Kacau ga sih Hukum di Negara kita tercinta ini????
TS
joani0491
Kacau ga sih Hukum di Negara kita tercinta ini????
Haloooo agan agan...
ane newbie, ane buat Thread ini karena baru aja kemaren sore ane lihat (lagi) ketidakadilan (?) di negara kita tercinta ini.
kemarin sore di Seputar Indonesia sore ada berita tentang seorang bapak yg mencuri sendal jepit dan dihajar babak belur oleh masyarakat yg bisa buat si bapak itu kehilangan nyawa. dan sedangkan ada lagi pencuri uang negara alias KORUPTOR ketika di penjara di kasih remisi.

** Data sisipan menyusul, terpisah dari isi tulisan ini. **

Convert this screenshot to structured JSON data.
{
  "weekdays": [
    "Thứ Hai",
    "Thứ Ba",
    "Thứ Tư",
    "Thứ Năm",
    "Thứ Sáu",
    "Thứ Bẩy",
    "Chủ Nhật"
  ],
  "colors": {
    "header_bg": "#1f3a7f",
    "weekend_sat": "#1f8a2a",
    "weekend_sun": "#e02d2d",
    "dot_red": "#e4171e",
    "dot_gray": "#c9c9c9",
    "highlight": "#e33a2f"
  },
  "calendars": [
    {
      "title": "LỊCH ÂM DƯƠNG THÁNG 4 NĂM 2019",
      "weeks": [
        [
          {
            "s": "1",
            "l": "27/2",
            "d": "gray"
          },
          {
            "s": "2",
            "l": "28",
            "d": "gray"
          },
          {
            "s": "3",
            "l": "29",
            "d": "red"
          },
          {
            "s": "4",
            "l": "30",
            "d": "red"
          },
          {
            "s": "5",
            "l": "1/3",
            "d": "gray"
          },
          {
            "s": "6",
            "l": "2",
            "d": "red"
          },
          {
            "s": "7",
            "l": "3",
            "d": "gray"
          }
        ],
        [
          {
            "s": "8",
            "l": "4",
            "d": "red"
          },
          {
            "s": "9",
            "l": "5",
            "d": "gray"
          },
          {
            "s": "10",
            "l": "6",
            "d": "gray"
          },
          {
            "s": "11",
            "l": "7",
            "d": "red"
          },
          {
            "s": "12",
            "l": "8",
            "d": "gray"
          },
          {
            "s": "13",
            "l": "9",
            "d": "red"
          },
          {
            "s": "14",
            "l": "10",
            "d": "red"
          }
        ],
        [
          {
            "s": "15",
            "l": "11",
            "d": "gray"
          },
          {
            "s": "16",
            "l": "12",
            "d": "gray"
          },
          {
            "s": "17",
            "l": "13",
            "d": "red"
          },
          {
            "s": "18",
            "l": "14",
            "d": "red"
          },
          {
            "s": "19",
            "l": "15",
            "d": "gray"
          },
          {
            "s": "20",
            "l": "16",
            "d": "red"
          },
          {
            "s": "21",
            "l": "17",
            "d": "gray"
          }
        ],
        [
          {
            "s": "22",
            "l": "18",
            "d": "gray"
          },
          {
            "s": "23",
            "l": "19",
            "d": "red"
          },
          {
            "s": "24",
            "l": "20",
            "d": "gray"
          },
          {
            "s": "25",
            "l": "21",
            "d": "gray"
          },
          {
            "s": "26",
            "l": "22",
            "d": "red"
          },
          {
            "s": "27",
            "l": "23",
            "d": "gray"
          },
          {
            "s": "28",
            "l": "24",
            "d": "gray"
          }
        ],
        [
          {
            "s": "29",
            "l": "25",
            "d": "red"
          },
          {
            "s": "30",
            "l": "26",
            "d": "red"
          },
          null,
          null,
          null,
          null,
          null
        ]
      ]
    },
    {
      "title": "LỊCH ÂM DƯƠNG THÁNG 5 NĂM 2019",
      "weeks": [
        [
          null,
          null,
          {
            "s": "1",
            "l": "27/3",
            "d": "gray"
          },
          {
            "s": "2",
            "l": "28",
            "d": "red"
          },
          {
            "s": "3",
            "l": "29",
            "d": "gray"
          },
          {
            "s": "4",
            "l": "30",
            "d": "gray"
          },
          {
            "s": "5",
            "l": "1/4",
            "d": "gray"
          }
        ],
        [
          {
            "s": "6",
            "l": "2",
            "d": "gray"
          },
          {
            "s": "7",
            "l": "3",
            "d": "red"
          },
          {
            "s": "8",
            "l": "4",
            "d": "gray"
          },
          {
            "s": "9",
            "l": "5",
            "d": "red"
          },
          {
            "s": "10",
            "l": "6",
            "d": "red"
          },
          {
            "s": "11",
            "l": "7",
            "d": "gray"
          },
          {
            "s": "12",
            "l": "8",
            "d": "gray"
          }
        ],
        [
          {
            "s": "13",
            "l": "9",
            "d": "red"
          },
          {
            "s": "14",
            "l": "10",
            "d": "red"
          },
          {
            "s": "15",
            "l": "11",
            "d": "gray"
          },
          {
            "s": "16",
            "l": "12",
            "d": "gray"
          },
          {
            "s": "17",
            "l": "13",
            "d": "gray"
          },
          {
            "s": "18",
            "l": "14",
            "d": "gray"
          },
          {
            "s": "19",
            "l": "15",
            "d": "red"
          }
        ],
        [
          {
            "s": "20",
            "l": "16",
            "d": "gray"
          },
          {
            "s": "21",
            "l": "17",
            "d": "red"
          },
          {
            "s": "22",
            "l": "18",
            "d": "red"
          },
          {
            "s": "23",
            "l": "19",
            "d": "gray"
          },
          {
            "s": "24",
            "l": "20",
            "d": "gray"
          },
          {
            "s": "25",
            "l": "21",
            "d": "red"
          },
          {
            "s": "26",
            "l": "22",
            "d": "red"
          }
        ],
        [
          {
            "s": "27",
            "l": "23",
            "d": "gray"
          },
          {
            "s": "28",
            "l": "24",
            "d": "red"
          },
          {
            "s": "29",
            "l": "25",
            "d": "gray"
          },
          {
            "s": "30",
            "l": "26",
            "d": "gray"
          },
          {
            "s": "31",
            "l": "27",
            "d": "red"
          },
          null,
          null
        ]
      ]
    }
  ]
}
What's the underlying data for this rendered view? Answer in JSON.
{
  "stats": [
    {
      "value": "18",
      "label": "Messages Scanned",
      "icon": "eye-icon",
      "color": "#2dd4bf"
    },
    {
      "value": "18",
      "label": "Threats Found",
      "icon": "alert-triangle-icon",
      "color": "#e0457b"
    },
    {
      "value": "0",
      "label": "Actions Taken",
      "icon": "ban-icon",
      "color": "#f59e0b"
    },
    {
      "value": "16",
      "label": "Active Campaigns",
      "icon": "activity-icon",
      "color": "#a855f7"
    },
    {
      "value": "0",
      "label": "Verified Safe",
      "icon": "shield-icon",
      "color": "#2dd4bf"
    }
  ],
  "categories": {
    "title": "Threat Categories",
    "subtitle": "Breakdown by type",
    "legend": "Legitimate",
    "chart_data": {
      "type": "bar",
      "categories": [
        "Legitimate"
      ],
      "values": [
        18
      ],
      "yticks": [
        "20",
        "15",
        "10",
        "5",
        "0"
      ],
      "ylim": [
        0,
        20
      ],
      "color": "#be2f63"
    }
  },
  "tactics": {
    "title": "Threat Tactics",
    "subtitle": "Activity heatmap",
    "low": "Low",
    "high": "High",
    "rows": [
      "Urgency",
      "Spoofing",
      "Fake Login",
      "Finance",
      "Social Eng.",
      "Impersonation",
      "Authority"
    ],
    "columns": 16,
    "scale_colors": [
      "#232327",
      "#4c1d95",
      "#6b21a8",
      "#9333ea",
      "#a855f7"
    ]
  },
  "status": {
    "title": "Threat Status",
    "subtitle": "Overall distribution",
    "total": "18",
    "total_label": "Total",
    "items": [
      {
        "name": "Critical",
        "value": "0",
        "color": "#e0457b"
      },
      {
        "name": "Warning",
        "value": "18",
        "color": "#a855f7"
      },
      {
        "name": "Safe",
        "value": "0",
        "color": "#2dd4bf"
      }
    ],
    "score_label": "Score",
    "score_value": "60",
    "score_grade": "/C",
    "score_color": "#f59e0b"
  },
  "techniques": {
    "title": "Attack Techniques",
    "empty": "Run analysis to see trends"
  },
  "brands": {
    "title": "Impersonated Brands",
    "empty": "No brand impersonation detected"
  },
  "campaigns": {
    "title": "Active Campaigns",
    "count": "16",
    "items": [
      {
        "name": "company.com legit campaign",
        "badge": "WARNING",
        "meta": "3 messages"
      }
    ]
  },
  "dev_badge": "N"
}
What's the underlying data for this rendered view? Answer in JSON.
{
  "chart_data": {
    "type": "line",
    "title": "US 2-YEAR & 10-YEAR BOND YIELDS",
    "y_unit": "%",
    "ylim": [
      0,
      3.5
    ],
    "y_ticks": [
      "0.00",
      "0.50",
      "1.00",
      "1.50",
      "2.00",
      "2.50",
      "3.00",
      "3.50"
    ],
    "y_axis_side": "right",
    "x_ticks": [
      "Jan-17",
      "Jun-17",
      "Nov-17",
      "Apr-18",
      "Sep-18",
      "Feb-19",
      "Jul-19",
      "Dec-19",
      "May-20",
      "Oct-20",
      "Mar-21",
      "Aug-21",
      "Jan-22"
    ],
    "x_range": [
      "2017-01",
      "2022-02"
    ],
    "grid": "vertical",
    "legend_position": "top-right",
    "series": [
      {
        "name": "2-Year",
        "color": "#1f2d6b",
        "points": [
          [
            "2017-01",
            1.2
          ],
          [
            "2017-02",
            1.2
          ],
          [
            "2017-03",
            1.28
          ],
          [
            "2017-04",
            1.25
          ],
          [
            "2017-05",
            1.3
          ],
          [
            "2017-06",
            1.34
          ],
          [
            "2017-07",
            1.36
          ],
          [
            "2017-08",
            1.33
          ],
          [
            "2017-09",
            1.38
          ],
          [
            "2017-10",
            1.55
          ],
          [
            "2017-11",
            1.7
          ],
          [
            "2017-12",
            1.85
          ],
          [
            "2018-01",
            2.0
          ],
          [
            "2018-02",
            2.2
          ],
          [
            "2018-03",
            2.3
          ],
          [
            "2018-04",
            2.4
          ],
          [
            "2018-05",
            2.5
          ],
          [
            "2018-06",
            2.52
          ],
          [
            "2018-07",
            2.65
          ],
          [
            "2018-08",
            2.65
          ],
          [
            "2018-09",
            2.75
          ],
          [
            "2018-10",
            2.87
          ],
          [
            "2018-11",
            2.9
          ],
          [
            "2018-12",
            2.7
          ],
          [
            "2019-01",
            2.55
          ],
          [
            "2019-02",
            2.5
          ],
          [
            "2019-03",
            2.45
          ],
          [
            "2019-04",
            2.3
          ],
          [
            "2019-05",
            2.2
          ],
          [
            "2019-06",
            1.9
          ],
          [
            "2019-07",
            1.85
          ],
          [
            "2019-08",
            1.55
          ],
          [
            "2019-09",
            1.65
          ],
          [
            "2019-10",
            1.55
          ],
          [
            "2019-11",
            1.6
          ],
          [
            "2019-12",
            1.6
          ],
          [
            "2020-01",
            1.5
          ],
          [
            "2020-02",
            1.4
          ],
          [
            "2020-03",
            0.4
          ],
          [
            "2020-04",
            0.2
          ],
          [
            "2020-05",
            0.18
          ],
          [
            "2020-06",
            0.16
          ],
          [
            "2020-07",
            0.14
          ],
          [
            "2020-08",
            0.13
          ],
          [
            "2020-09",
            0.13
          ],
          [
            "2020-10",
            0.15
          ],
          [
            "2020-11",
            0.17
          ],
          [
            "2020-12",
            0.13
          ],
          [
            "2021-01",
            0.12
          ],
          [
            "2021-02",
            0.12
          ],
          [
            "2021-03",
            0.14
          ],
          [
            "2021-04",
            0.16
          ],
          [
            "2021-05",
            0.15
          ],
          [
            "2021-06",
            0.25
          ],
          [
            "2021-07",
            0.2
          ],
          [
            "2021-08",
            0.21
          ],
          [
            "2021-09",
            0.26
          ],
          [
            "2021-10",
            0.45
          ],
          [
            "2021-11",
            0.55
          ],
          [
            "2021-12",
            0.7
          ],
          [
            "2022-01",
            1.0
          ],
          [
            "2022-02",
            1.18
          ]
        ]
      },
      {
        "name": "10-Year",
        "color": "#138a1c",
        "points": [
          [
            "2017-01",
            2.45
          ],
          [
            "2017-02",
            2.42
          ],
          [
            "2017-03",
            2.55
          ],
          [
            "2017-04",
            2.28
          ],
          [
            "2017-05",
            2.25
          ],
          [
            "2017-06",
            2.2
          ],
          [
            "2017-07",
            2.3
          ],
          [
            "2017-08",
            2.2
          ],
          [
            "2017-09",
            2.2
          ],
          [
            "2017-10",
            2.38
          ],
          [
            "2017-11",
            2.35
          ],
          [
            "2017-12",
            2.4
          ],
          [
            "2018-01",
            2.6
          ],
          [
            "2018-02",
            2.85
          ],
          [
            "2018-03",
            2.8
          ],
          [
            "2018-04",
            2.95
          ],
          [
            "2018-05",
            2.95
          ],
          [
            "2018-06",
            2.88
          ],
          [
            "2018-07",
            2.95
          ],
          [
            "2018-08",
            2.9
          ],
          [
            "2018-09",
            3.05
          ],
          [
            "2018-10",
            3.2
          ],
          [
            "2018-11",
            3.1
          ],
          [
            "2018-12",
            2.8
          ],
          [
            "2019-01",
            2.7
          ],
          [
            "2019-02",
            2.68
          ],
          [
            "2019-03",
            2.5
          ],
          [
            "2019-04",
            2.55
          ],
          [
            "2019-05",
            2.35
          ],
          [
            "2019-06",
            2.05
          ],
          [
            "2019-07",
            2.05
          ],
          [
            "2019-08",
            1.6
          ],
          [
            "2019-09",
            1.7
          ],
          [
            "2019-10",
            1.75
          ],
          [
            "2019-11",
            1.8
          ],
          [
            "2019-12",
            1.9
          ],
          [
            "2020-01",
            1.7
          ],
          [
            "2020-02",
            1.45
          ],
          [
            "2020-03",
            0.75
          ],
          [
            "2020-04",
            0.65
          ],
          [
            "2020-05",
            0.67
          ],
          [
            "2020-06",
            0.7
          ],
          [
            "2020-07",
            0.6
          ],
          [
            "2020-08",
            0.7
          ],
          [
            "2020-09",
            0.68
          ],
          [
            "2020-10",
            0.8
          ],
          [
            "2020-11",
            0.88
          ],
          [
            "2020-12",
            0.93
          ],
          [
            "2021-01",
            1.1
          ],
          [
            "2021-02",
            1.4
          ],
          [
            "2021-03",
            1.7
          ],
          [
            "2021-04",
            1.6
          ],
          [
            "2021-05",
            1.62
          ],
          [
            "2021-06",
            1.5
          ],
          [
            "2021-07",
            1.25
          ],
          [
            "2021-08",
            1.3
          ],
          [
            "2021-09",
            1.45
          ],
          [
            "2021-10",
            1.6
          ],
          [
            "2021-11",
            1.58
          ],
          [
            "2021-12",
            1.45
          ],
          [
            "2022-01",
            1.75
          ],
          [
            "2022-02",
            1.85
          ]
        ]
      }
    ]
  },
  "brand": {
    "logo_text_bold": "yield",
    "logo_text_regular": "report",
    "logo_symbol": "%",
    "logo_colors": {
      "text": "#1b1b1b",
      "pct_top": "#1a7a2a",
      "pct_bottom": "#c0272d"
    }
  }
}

ini bukan sebuah dukungan atas perilaku yang memang salah.
tapi ini hanyalah pemikirin saya yang melihat seperti ada ketimpangan hukum di negeri ini.
ada yg masih inget cerita nenek Minah?? Nenek yang "mencuri" Kakao itu...
Spoiler for nenek minah:
Spoiler for kasus nenek minah:
dok detikcom
Banyumas - Nenek Minah (55) tak pernah menyangka perbuatan isengnya memetik 3 buah kakao di perkebunan milik PT Rumpun Sari Antan (RSA) akan menjadikannya sebagai pesakitan di ruang pengadilan. Bahkan untuk perbuatannya itu dia diganjar 1 bulan 15 hari penjara dengan masa percobaan 3 bulan.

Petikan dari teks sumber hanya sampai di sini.